Their whole world had shrunk to the light of the kerosene lamp. On the fly screen a giant shadow of a moth was dying in agony and outside it was pitch-black. Alison, in light on one side of her face handed them plates of cold meat and salad, the lettuce and tomatoes from the wire cage built by Henry Manderville to keep out the buck and wild pigs. They had stopped talking while they ate and all the children were fast asleep on mattresses around their feet. The distant days of being an English servant were so far away she found it difficult to think of herself as the same person. Tinus was the kindest, sweetest person on the earth and all she had ever wanted to do in life was look after her own children. Harry had been a darling but he was not Barend or Tinka. When she finished her food she put down the plate on the low table and looked again at her sleeping children, the flow of love so strong she could feel it leaving her body.

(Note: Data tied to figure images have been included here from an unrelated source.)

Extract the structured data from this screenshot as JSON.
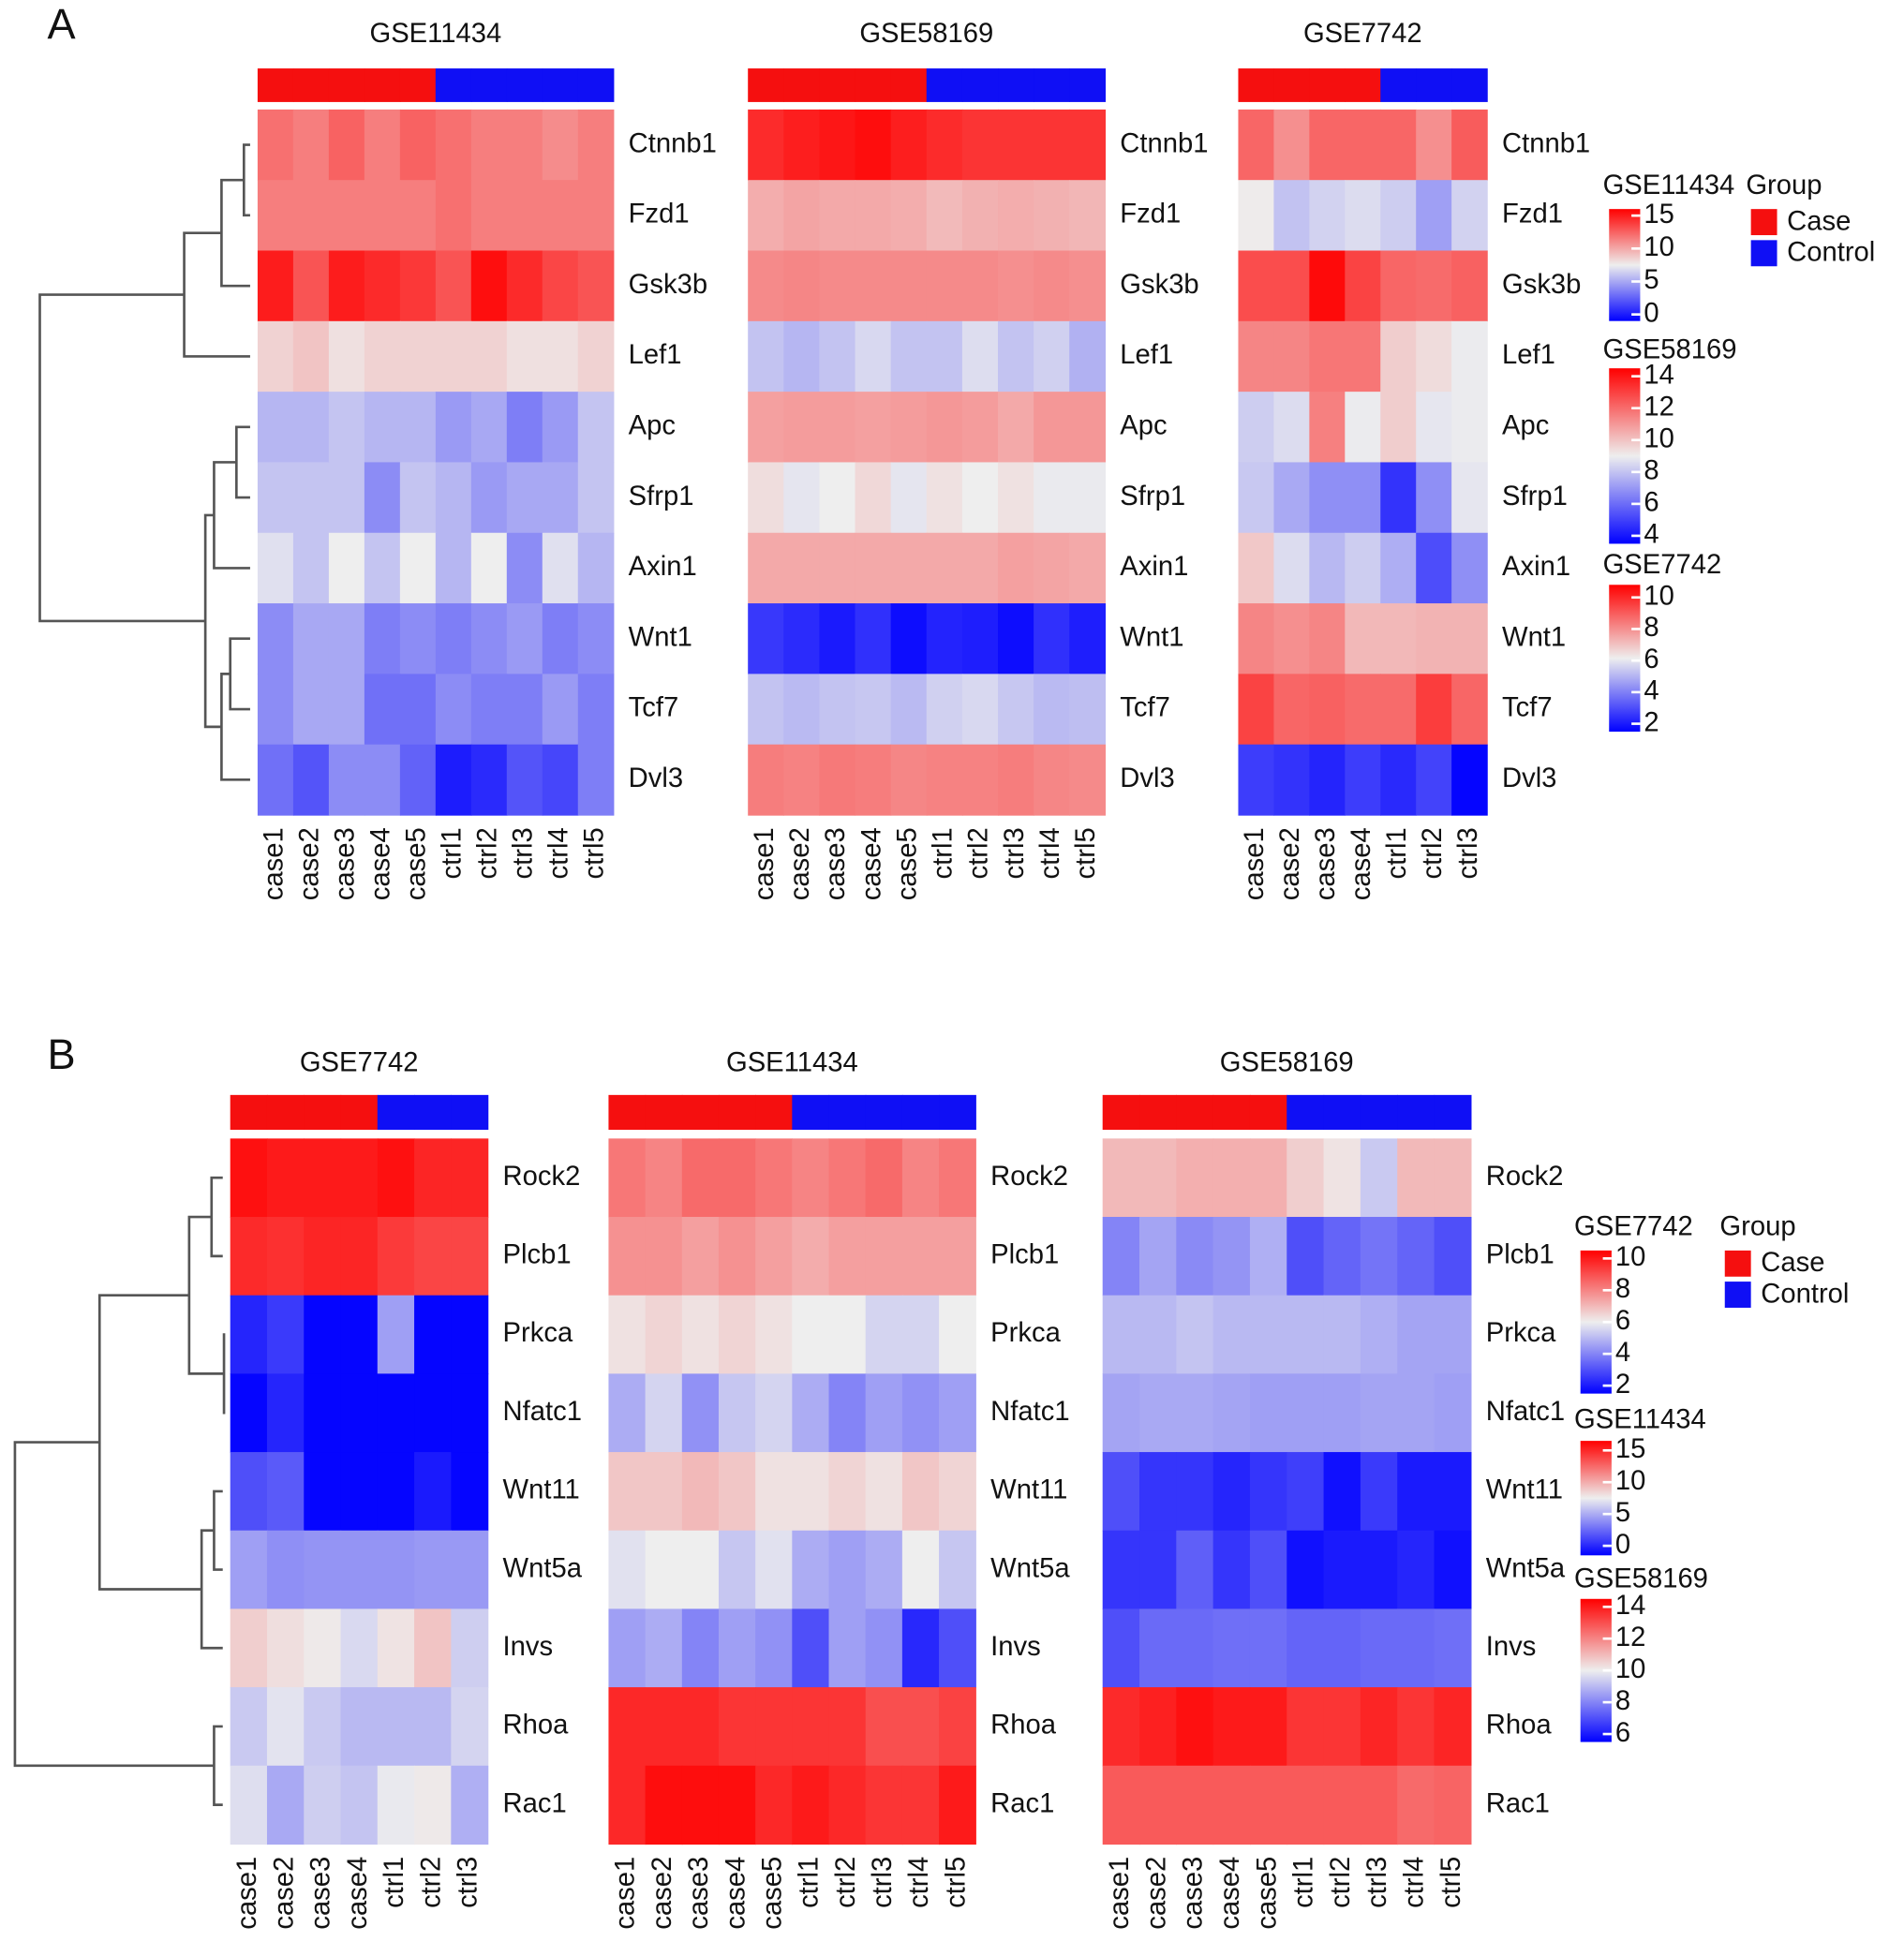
{
  "panels": [
    {
      "label": "A",
      "group_title": "Group",
      "groups": [
        {
          "name": "Case",
          "color": "#f50f0f"
        },
        {
          "name": "Control",
          "color": "#0f0ff5"
        }
      ]
    },
    {
      "label": "B",
      "group_title": "Group",
      "groups": [
        {
          "name": "Case",
          "color": "#f50f0f"
        },
        {
          "name": "Control",
          "color": "#0f0ff5"
        }
      ]
    }
  ],
  "chart_data": [
    {
      "type": "heatmap",
      "title": "GSE11434",
      "columns": [
        "case1",
        "case2",
        "case3",
        "case4",
        "case5",
        "ctrl1",
        "ctrl2",
        "ctrl3",
        "ctrl4",
        "ctrl5"
      ],
      "column_groups": [
        "Case",
        "Case",
        "Case",
        "Case",
        "Case",
        "Control",
        "Control",
        "Control",
        "Control",
        "Control"
      ],
      "rows": [
        "Ctnnb1",
        "Fzd1",
        "Gsk3b",
        "Lef1",
        "Apc",
        "Sfrp1",
        "Axin1",
        "Wnt1",
        "Tcf7",
        "Dvl3"
      ],
      "values": [
        [
          12,
          11.5,
          12.5,
          11.5,
          12.5,
          12,
          11.5,
          11.5,
          11,
          11.5
        ],
        [
          11.5,
          11.5,
          11.5,
          11.5,
          11.5,
          12,
          11.5,
          11.5,
          11.5,
          11.5
        ],
        [
          15,
          13,
          15,
          14.5,
          14,
          13,
          15.5,
          14.5,
          13.5,
          13
        ],
        [
          8.5,
          9,
          8,
          8.5,
          8.5,
          8.5,
          8.5,
          8,
          8,
          8.5
        ],
        [
          5.5,
          5.5,
          6,
          5.5,
          5.5,
          4.5,
          5,
          3.5,
          4.5,
          6
        ],
        [
          6,
          6,
          6,
          4,
          6,
          5.5,
          4.5,
          5,
          5,
          6
        ],
        [
          7,
          6,
          7.5,
          6,
          7.5,
          5.5,
          7.5,
          4,
          7,
          5.5
        ],
        [
          4,
          5,
          5,
          3.5,
          4,
          3.5,
          4,
          4.5,
          3.5,
          4
        ],
        [
          4,
          5,
          5,
          3,
          3,
          4,
          3.5,
          3.5,
          4.5,
          3.5
        ],
        [
          3,
          2,
          4,
          4,
          2.5,
          0,
          0.5,
          2,
          1.5,
          3.5
        ]
      ],
      "color_scale": {
        "lim": [
          -1,
          16
        ],
        "ticks": [
          0,
          5,
          10,
          15
        ],
        "colors": [
          "#0000ff",
          "#eeeeee",
          "#ff0000"
        ]
      }
    },
    {
      "type": "heatmap",
      "title": "GSE58169",
      "columns": [
        "case1",
        "case2",
        "case3",
        "case4",
        "case5",
        "ctrl1",
        "ctrl2",
        "ctrl3",
        "ctrl4",
        "ctrl5"
      ],
      "column_groups": [
        "Case",
        "Case",
        "Case",
        "Case",
        "Case",
        "Control",
        "Control",
        "Control",
        "Control",
        "Control"
      ],
      "rows": [
        "Ctnnb1",
        "Fzd1",
        "Gsk3b",
        "Lef1",
        "Apc",
        "Sfrp1",
        "Axin1",
        "Wnt1",
        "Tcf7",
        "Dvl3"
      ],
      "values": [
        [
          13.5,
          13.8,
          14,
          14.2,
          13.8,
          13.5,
          13.3,
          13.3,
          13.3,
          13.3
        ],
        [
          10.5,
          10.7,
          10.6,
          10.6,
          10.5,
          10.2,
          10.4,
          10.5,
          10.4,
          10.3
        ],
        [
          11.3,
          11.4,
          11.3,
          11.3,
          11.3,
          11.3,
          11.3,
          11.2,
          11.3,
          11.2
        ],
        [
          8,
          7.7,
          8,
          8.5,
          8,
          8,
          8.6,
          8,
          8.3,
          7.6
        ],
        [
          10.8,
          10.9,
          10.9,
          10.8,
          10.9,
          11,
          10.9,
          10.6,
          11,
          11
        ],
        [
          9.4,
          8.8,
          9,
          9.5,
          8.8,
          9.3,
          9,
          9.3,
          8.9,
          8.9
        ],
        [
          10.6,
          10.6,
          10.6,
          10.6,
          10.6,
          10.6,
          10.6,
          10.8,
          10.7,
          10.6
        ],
        [
          4.8,
          4.5,
          4.1,
          4.6,
          3.8,
          4.3,
          4.2,
          3.8,
          4.6,
          4.2
        ],
        [
          8,
          7.8,
          8,
          8.1,
          7.8,
          8.3,
          8.5,
          8.1,
          7.8,
          7.9
        ],
        [
          11.6,
          11.5,
          11.7,
          11.6,
          11.4,
          11.5,
          11.5,
          11.6,
          11.4,
          11.3
        ]
      ],
      "color_scale": {
        "lim": [
          3.5,
          14.5
        ],
        "ticks": [
          4,
          6,
          8,
          10,
          12,
          14
        ],
        "colors": [
          "#0000ff",
          "#eeeeee",
          "#ff0000"
        ]
      }
    },
    {
      "type": "heatmap",
      "title": "GSE7742",
      "columns": [
        "case1",
        "case2",
        "case3",
        "case4",
        "ctrl1",
        "ctrl2",
        "ctrl3"
      ],
      "column_groups": [
        "Case",
        "Case",
        "Case",
        "Case",
        "Control",
        "Control",
        "Control"
      ],
      "rows": [
        "Ctnnb1",
        "Fzd1",
        "Gsk3b",
        "Lef1",
        "Apc",
        "Sfrp1",
        "Axin1",
        "Wnt1",
        "Tcf7",
        "Dvl3"
      ],
      "values": [
        [
          8.8,
          8,
          8.8,
          8.8,
          8.8,
          8,
          9
        ],
        [
          6.2,
          5.3,
          5.6,
          5.8,
          5.5,
          4.6,
          5.6
        ],
        [
          9.3,
          9.3,
          10.6,
          9.5,
          8.8,
          8.7,
          8.9
        ],
        [
          8.2,
          8.2,
          8.5,
          8.5,
          6.8,
          6.5,
          6.1
        ],
        [
          5.5,
          5.8,
          8.3,
          6.1,
          6.8,
          6,
          6.1
        ],
        [
          5.4,
          4.8,
          4.3,
          4.3,
          2.5,
          4.3,
          6
        ],
        [
          6.9,
          5.8,
          5.1,
          5.5,
          4.9,
          3,
          4.3
        ],
        [
          8.2,
          8,
          8.2,
          7.2,
          7.2,
          7.3,
          7.3
        ],
        [
          9.5,
          8.8,
          8.9,
          8.7,
          8.7,
          9.6,
          8.8
        ],
        [
          2.7,
          2.5,
          2.2,
          2.7,
          2.3,
          2.8,
          1.6
        ]
      ],
      "color_scale": {
        "lim": [
          1.5,
          10.8
        ],
        "ticks": [
          2,
          4,
          6,
          8,
          10
        ],
        "colors": [
          "#0000ff",
          "#eeeeee",
          "#ff0000"
        ]
      }
    },
    {
      "type": "heatmap",
      "title": "GSE7742",
      "columns": [
        "case1",
        "case2",
        "case3",
        "case4",
        "ctrl1",
        "ctrl2",
        "ctrl3"
      ],
      "column_groups": [
        "Case",
        "Case",
        "Case",
        "Case",
        "Control",
        "Control",
        "Control"
      ],
      "rows": [
        "Rock2",
        "Plcb1",
        "Prkca",
        "Nfatc1",
        "Wnt11",
        "Wnt5a",
        "Invs",
        "Rhoa",
        "Rac1"
      ],
      "values": [
        [
          10.2,
          10,
          10,
          10,
          10.2,
          9.8,
          9.8
        ],
        [
          9.7,
          9.6,
          9.8,
          9.8,
          9.4,
          9.2,
          9.2
        ],
        [
          2.2,
          2.6,
          1.6,
          1.6,
          4.5,
          1.6,
          1.6
        ],
        [
          1.6,
          2.2,
          1.6,
          1.6,
          1.6,
          1.6,
          1.6
        ],
        [
          3,
          3.2,
          1.6,
          1.6,
          1.6,
          2,
          1.6
        ],
        [
          4.5,
          4.2,
          4.3,
          4.3,
          4.3,
          4.4,
          4.4
        ],
        [
          6.6,
          6.3,
          6.1,
          5.6,
          6.2,
          6.8,
          5.4
        ],
        [
          5.3,
          5.8,
          5.3,
          5,
          5,
          5,
          5.5
        ],
        [
          5.7,
          4.7,
          5.4,
          5.2,
          5.9,
          6.1,
          4.8
        ]
      ],
      "color_scale": {
        "lim": [
          1.5,
          10.5
        ],
        "ticks": [
          2,
          4,
          6,
          8,
          10
        ],
        "colors": [
          "#0000ff",
          "#eeeeee",
          "#ff0000"
        ]
      }
    },
    {
      "type": "heatmap",
      "title": "GSE11434",
      "columns": [
        "case1",
        "case2",
        "case3",
        "case4",
        "case5",
        "ctrl1",
        "ctrl2",
        "ctrl3",
        "ctrl4",
        "ctrl5"
      ],
      "column_groups": [
        "Case",
        "Case",
        "Case",
        "Case",
        "Case",
        "Control",
        "Control",
        "Control",
        "Control",
        "Control"
      ],
      "rows": [
        "Rock2",
        "Plcb1",
        "Prkca",
        "Nfatc1",
        "Wnt11",
        "Wnt5a",
        "Invs",
        "Rhoa",
        "Rac1"
      ],
      "values": [
        [
          12,
          11.5,
          12.5,
          12.5,
          12,
          11.5,
          12,
          12.5,
          11.5,
          12
        ],
        [
          11,
          11,
          10.5,
          11,
          10.5,
          10,
          10.5,
          10.5,
          10.5,
          10.5
        ],
        [
          8,
          8.5,
          8,
          8.5,
          8,
          7.5,
          7.5,
          6.5,
          6.5,
          7.5
        ],
        [
          5,
          6.5,
          4,
          6,
          6.5,
          5,
          3.5,
          4.5,
          4,
          4.5
        ],
        [
          9,
          9,
          9.5,
          9,
          8,
          8,
          8.5,
          8,
          9,
          8.5
        ],
        [
          7,
          7.5,
          7.5,
          6,
          7,
          5,
          4.5,
          5,
          7.5,
          6
        ],
        [
          4.5,
          5,
          3.5,
          4.5,
          4,
          1.5,
          4.5,
          4,
          0,
          1.5
        ],
        [
          15,
          15,
          15,
          14.5,
          14.5,
          14.5,
          14.5,
          13.5,
          13.5,
          14
        ],
        [
          15,
          16,
          16,
          16,
          15,
          15.5,
          15,
          14.5,
          14.5,
          15.5
        ]
      ],
      "color_scale": {
        "lim": [
          -1.5,
          16.5
        ],
        "ticks": [
          0,
          5,
          10,
          15
        ],
        "colors": [
          "#0000ff",
          "#eeeeee",
          "#ff0000"
        ]
      }
    },
    {
      "type": "heatmap",
      "title": "GSE58169",
      "columns": [
        "case1",
        "case2",
        "case3",
        "case4",
        "case5",
        "ctrl1",
        "ctrl2",
        "ctrl3",
        "ctrl4",
        "ctrl5"
      ],
      "column_groups": [
        "Case",
        "Case",
        "Case",
        "Case",
        "Case",
        "Control",
        "Control",
        "Control",
        "Control",
        "Control"
      ],
      "rows": [
        "Rock2",
        "Plcb1",
        "Prkca",
        "Nfatc1",
        "Wnt11",
        "Wnt5a",
        "Invs",
        "Rhoa",
        "Rac1"
      ],
      "values": [
        [
          11,
          11,
          11.2,
          11.2,
          11.2,
          10.6,
          10.2,
          9.3,
          11,
          11
        ],
        [
          8,
          8.6,
          8.1,
          8.3,
          8.8,
          7,
          7.4,
          7.7,
          7.4,
          7
        ],
        [
          9,
          9,
          9.2,
          9,
          9,
          9,
          9,
          8.8,
          8.6,
          8.6
        ],
        [
          8.6,
          8.7,
          8.7,
          8.6,
          8.5,
          8.5,
          8.5,
          8.6,
          8.6,
          8.5
        ],
        [
          7,
          6.5,
          6.5,
          6.2,
          6.5,
          6.7,
          5.8,
          6.6,
          6,
          6
        ],
        [
          6.5,
          6.5,
          7.3,
          6.5,
          7,
          5.8,
          6,
          6,
          6.2,
          5.8
        ],
        [
          7,
          7.5,
          7.5,
          7.6,
          7.6,
          7.4,
          7.4,
          7.5,
          7.5,
          7.6
        ],
        [
          13.7,
          13.9,
          14.2,
          14,
          14,
          13.5,
          13.5,
          13.8,
          13.5,
          13.8
        ],
        [
          12.8,
          12.8,
          12.8,
          12.8,
          12.8,
          12.8,
          12.8,
          12.8,
          12.5,
          12.6
        ]
      ],
      "color_scale": {
        "lim": [
          5.5,
          14.5
        ],
        "ticks": [
          6,
          8,
          10,
          12,
          14
        ],
        "colors": [
          "#0000ff",
          "#eeeeee",
          "#ff0000"
        ]
      }
    }
  ]
}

Tinus Oosthuizen chewed the end of his pipe he had forgotten to light and his mind was far back in the past, the past of his people trying to cut a life for themselves in Africa. For a while he had thought of telling Sebastian but decided the man had enough worries chewing in his mind to add one that was far more serious than anything they had faced. The ivory hunter turned farmer and husband knew the signs better than anyone else in the room. They were vulnerable. The administrator of Rhodesia, Dr Jameson had taken the police force out of the country to help the Uitlanders, the foreigners in Johannesburg, overthrow the Boer republic of Paul Kruger and put the vast gold reef back in the British Empire. Rhodesia, five years after occupation was undefended and the settlers like themselves were scattered on farms and small mines in pockets of twos and threes. He had caught the look of the black men asking for work: the gleam of avarice, the knowing smirk of contempt. With a story to keep the wild animals away from the houses he planned a way to turn the buildings into a stockade. Content with the solution to his problem he lit a match on the side of his rough leather boot and brought the flame to the bowl of his pipe sending clouds of sweet smelling tobacco up into the flare of the lamp. Over the light of the match he smiled at his wife, the blue eyes showing gently through the flame.